Meiner Erfahrung nach können aber auch viele Testfalldesigner ihre Anforderungen alleine nicht ausreichend artikulieren. Neben mangelnder Systemkenntnis fehlt oft auch das Verständnis dafür, was Testdaten überhaupt sind und welche Bedeutung das für ihre Verwendung hat. Daher ist die Bereitstellung von Testdaten längst keine einfache Migrationsaufgabe mehr - und war es auch nie. Es geht nicht bloß um die Frage, ob ein produktiver Teilabzug zum Testen ausreicht oder ob Daten synthetisch angereichert werden müssen.
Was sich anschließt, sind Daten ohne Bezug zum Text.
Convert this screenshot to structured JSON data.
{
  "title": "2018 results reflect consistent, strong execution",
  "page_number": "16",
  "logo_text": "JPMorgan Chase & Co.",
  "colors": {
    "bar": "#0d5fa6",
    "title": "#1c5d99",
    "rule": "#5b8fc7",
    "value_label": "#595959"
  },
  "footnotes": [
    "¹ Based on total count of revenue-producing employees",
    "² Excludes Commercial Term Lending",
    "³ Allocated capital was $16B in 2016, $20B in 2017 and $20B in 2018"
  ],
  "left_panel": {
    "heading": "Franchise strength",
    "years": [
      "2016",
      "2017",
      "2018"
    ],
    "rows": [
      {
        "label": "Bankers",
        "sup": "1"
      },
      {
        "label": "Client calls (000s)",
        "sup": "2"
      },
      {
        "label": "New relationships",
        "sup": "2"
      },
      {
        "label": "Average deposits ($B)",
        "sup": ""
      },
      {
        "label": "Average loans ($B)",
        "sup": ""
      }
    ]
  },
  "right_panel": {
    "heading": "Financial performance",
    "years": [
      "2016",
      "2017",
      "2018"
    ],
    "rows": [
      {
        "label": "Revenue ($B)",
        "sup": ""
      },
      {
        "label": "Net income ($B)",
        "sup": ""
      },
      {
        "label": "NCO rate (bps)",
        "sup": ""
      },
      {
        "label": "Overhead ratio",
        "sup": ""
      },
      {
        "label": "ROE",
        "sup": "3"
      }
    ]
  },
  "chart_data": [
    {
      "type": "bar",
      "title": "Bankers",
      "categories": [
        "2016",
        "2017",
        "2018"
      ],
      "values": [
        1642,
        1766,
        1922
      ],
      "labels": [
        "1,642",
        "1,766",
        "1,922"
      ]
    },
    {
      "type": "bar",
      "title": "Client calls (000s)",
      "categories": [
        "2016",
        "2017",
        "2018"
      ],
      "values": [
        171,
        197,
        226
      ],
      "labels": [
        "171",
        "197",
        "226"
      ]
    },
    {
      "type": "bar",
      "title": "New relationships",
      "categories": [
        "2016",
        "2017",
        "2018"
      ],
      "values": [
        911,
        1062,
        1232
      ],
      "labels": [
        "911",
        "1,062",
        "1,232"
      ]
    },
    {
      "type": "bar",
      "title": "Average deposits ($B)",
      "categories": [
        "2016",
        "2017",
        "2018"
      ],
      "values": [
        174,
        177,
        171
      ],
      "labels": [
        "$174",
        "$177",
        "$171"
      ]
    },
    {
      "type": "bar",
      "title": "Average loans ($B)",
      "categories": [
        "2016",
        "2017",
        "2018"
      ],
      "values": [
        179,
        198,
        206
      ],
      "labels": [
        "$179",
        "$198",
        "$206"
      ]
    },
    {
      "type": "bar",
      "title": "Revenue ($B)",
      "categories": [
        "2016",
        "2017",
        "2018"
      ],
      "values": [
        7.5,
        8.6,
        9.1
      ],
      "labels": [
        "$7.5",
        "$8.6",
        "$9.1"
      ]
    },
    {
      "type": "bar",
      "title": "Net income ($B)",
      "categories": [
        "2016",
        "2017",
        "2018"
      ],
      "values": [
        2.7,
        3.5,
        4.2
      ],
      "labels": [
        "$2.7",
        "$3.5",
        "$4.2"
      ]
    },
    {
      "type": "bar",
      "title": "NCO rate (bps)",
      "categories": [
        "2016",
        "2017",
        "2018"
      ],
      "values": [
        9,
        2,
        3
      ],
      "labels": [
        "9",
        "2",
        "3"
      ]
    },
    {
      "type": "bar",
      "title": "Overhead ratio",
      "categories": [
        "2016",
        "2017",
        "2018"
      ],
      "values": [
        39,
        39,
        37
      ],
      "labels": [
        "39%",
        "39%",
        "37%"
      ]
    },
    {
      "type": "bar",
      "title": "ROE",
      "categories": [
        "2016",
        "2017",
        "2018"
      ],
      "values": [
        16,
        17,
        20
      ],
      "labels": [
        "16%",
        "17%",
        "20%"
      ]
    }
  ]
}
Die kritischen Fragen fokussieren weder technische noch fachliche Tests, sondern das Sicherstellen der Datenintegrität über komplexe Anwendungslandschaften, die kostensensitive Verwaltung von Testdaten, das Einhalten gesetzlicher Vorgaben und den Schutz vertraulicher Kundendaten:
- Wer (im Projekt/Konzern) darf die Daten sehen und nutzen?
- Wie wird der Datenteil, der geschützt werden muss, korrekt anonymisiert?
- Wie kann die Revisionsfähigkeit gesichert werden?
Holt euch Hilfe
Während sich Fachbereiche noch gut mit den eigenen Systemen auskennen, stehen besonders externe Projektmitarbeitende vor der Herausforderung, sich regelmäßig auf unbekannte IT-Systeme einzustellen. Dass sich Tester dann darauf beschränken „den Testfall durchzubekommen“ und bewährte Testdatenkombinationen verwenden, ist zwar nachvollziehbar, aber auch gefährlich. Ich habe mehrfach erlebt, dass Testdaten solange ohne Freigabe mitbenutzt wurden, bis sie nicht mehr „funktionierten“ und niemand wusste, warum. Es treten dann vermehrt (unechte) Abweichungen auf. Das hat zur Folge, dass teure Spezialisten aufwendig analysieren müssen, ob es sich bei den gemeldeten Abweichungen um Programmierungs-, Konzeptions-, oder Anwenderfehler handelt, statt sich auf die Korrektur echter, kritischer Fehler zu konzentrieren.
Um das zu umgehen, empfehle ich euch: Sprecht – und zwar grade im Projektgeschäft – über eure konkreten Bedürfnisse, Annahmen und Erwartungen und setzt euch mit Methoden und Prozessen der Testdatenbereitstellung auseinander. Jeder kann mit sehr geringem Aufwand lernen, wie man sich selbst und anderen viel Zeit und Nerven spart. Ich kann daher jedem Unternehmen nur empfehlen, sich von Anfang an für ein systematisches Testdatenmanagement zu entscheiden, um unnötige Aufwände bei Defect Managern, Analysten, Entwicklern und Architekten zu vermeiden.